Impacto no Mercado da Decisão do Supremo (SCOTUS)
As ações recuperaram modestamente com a notícia, embora o resultado fosse amplamente esperado. O Morningstar US Market Index estava acima de 0,33% a meio da manhã.
“Para os mercados, a decisão reduz modestamente a incerteza da política comercial dos EUA na margem, limitando a capacidade do presidente de impor choques súbitos de tarifas, conduzidos pelo executivo”, escreveu Dan Siluk, responsável global por short duration e liquidez na Janus Henderson.
Os mercados europeus também avançaram, com o Morningstar Europe Index a subir 0,83%. Michael Field, estrategista-chefe de ações da Morningstar na Europa, disse que a decisão iria remover a incerteza para as empresas e ajudar a impulsionar as ações. “A eliminação da capacidade da administração de nivelar as tarifas deve dar mais clareza a estas empresas e permitir-lhes planear e investir com mais facilidade”, disse.
Entretanto, a rentabilidade do título do Tesouro dos EUA a 10 anos subiu 3/10 de um ponto percentual para 4,097%.
Siluk, da Janus Henderson, afirma que, ao longo do longo prazo, a decisão poderá exercer pressão ascendente nas rentabilidades das obrigações com maturidades mais longas, especialmente se o Departamento do Tesouro dos EUA tiver de emitir mais dívida para reembolsar a receita que já recolheu a partir das tarifas. “Se os tribunais, no final, exigirem que o Tesouro reembolse uma parcela significativa das receitas de tarifas recolhidas anteriormente, a consequente quebra orçamental teria de ser financiada através de emissões mais elevadas”, escreveu na sexta-feira.
O que Vem a Seguir para as Tarifas?
Os analistas dizem que, apesar da decisão de sexta-feira, a administração Trump provavelmente vai prosseguir outras vias para impor tarifas aos parceiros comerciais em todo o mundo. Recomendam aos investidores que muitas das questões-chave em torno das tarifas continuam sem resposta, o que significa que qualquer impulso para os mercados ou para o crescimento económico decorrente da decisão poderá, no final, ser temperado por mais incerteza.

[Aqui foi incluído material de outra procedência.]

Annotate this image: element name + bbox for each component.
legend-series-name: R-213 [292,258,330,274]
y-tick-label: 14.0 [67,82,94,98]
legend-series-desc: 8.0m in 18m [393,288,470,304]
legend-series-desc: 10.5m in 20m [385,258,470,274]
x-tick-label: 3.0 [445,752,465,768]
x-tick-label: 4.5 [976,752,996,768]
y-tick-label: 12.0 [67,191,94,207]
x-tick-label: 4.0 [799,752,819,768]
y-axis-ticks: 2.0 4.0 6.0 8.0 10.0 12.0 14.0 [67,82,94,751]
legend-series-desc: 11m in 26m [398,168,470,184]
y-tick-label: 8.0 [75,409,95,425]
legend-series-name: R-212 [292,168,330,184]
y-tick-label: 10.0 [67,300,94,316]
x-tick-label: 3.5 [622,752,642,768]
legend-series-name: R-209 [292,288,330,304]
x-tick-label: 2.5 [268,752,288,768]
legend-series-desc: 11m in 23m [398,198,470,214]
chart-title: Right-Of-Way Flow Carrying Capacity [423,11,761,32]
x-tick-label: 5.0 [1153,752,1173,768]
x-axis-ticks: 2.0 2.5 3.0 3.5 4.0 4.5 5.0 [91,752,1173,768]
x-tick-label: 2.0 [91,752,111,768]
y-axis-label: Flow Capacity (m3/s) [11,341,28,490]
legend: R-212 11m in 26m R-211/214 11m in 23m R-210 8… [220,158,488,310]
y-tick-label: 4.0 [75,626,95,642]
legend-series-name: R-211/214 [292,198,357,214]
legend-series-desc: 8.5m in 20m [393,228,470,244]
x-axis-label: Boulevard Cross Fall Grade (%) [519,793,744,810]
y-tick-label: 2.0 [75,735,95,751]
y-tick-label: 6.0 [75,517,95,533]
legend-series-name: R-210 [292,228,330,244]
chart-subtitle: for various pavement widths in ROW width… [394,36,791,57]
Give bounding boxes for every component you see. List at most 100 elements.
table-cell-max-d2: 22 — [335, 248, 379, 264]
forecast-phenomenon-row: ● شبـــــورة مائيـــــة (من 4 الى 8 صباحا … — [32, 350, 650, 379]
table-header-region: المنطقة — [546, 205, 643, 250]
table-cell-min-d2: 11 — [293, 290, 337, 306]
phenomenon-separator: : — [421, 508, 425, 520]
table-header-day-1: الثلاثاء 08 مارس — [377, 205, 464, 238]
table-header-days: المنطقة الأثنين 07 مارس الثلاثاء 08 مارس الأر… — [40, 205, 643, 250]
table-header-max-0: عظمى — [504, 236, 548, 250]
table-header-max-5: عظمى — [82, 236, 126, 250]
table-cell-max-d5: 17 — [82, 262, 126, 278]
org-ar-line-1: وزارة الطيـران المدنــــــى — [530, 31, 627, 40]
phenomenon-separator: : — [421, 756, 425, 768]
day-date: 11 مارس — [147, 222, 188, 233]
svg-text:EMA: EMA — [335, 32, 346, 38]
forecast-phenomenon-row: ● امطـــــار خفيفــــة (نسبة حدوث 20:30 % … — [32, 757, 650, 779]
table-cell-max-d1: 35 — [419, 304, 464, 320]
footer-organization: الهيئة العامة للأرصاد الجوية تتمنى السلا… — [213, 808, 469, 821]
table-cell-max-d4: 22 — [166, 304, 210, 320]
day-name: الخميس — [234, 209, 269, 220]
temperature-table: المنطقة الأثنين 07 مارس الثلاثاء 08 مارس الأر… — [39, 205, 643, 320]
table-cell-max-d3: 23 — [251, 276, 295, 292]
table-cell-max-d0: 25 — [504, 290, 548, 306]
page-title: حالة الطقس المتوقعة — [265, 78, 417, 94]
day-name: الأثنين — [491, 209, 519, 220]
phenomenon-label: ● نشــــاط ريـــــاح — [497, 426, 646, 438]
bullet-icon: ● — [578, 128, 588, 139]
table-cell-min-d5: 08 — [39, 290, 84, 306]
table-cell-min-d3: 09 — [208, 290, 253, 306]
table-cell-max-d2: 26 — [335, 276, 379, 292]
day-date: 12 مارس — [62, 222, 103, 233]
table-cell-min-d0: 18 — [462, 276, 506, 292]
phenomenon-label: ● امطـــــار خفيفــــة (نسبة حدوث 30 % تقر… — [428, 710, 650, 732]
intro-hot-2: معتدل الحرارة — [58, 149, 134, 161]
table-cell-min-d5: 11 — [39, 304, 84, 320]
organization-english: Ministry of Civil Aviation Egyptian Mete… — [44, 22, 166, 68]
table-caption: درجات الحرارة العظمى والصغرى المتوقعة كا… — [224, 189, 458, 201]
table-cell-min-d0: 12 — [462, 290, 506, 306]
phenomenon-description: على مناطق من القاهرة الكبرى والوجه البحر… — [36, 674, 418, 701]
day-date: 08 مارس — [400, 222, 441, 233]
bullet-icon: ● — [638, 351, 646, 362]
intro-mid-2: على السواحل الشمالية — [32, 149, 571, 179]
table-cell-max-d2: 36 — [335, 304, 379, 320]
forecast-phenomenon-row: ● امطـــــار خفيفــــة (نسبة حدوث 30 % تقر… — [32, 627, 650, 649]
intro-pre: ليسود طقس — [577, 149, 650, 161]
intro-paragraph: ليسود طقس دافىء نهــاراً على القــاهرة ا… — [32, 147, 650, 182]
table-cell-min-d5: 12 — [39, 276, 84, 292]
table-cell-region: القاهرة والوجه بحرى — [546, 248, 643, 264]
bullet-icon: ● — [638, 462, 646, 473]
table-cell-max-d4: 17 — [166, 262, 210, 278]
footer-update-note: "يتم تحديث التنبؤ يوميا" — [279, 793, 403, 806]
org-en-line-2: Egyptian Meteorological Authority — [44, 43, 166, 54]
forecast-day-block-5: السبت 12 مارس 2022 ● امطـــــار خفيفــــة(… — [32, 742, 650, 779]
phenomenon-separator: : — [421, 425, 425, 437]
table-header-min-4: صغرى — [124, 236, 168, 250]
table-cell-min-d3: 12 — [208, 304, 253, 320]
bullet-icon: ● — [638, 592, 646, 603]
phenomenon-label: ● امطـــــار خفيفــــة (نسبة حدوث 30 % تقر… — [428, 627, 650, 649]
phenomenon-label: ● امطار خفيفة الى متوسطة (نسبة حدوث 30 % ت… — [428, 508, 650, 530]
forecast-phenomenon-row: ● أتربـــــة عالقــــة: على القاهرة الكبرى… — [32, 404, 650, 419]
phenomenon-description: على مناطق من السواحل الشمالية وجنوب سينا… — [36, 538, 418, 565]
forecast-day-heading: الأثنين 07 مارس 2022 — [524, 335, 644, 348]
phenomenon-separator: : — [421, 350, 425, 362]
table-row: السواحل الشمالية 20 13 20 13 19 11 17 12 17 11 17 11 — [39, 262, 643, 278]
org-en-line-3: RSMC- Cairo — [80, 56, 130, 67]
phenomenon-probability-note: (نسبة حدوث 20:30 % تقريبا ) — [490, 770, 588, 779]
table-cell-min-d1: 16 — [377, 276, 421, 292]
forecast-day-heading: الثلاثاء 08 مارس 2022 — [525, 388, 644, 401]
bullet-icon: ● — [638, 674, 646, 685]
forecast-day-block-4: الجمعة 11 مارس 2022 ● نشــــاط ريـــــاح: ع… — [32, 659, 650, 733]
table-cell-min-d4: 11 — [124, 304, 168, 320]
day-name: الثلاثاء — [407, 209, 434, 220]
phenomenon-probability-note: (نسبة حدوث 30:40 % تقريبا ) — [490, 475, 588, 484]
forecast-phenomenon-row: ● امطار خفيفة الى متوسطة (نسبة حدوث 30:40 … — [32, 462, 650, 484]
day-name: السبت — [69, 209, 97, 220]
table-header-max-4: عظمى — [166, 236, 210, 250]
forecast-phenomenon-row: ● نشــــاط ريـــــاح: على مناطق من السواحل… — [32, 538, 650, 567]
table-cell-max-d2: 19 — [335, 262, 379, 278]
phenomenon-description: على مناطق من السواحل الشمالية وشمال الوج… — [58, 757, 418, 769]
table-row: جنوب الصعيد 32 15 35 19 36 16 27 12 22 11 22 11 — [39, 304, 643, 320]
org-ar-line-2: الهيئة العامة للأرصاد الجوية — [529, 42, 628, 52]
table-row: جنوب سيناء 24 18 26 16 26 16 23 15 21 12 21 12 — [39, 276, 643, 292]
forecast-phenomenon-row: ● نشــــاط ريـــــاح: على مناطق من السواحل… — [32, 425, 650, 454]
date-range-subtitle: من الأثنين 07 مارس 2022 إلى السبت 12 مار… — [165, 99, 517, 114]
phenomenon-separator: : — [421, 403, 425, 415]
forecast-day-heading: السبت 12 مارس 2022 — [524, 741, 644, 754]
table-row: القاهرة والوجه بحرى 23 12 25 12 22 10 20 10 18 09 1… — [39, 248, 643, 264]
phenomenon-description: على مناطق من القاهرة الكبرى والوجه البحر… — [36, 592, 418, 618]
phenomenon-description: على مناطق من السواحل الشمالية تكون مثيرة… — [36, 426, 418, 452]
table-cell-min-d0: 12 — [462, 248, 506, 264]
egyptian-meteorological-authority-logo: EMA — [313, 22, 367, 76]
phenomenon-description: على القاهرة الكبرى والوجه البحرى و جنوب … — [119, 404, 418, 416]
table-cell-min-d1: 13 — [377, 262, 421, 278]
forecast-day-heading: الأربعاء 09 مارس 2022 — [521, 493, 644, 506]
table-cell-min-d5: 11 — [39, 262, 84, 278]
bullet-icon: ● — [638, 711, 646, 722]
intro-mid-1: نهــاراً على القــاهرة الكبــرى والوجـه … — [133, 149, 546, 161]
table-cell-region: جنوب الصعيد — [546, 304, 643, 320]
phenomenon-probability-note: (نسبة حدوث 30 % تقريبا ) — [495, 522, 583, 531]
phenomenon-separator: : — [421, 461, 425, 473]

Jeff Buchbinder, estrategista-chefe de ações da LPL Financial, acredita que a recuperação do mercado será provavelmente breve. “A administração vai rapidamente mudar para fundamentos jurídicos diferentes para as tarifas de substituição, enquanto os défices sobem no ínterim”, diz.
“Qualquer impulso para a economia ao reduzir as tarifas no curto prazo é provável que seja parcialmente compensado por um período prolongado de incerteza e, como a administração deverá reconstruir as tarifas através de meios alternativos, mais duradouros, a taxa global de tarifas poderá ainda estabilizar perto dos níveis atuais”, escreveu Michael Pearce, economista-chefe de EUA da Oxford Economics, numa nota de sexta-feira.
O economista-chefe de EUA da Natixis, Christopher Hodge, afirma que as tarifas provavelmente irão permanecer um “elemento central” da agenda comercial de Trump, com “muitas ferramentas” ainda no arsenal e futuras imposições focadas de forma mais estreita em bens específicos. No entanto, acrescenta que o foco atual na acessibilidade sugere que a Casa Branca hesitará mais em utilizá-las. “Embora não possamos afastar a possibilidade de ameaças renovadas e de drama contínuo no domínio do comércio, acreditamos que vimos o pico das taxas de tarifas eficazes”, escreveu numa nota de sexta-feira para clientes.
A Pappalardo, da Morningstar, caracteriza a decisão como um “pequeno mas bem-vindo passo em direção à estabilidade” e argumenta que o impacto vai persistir ao longo do longo prazo. “Ironicamente, se a administração pressionar para usar outras leis para legitimar as tarifas existentes, isso poderia causar um aumento temporário da volatilidade, mas as implicações de longo prazo da decisão de hoje são provavelmente ainda tranquilizadoras”, diz.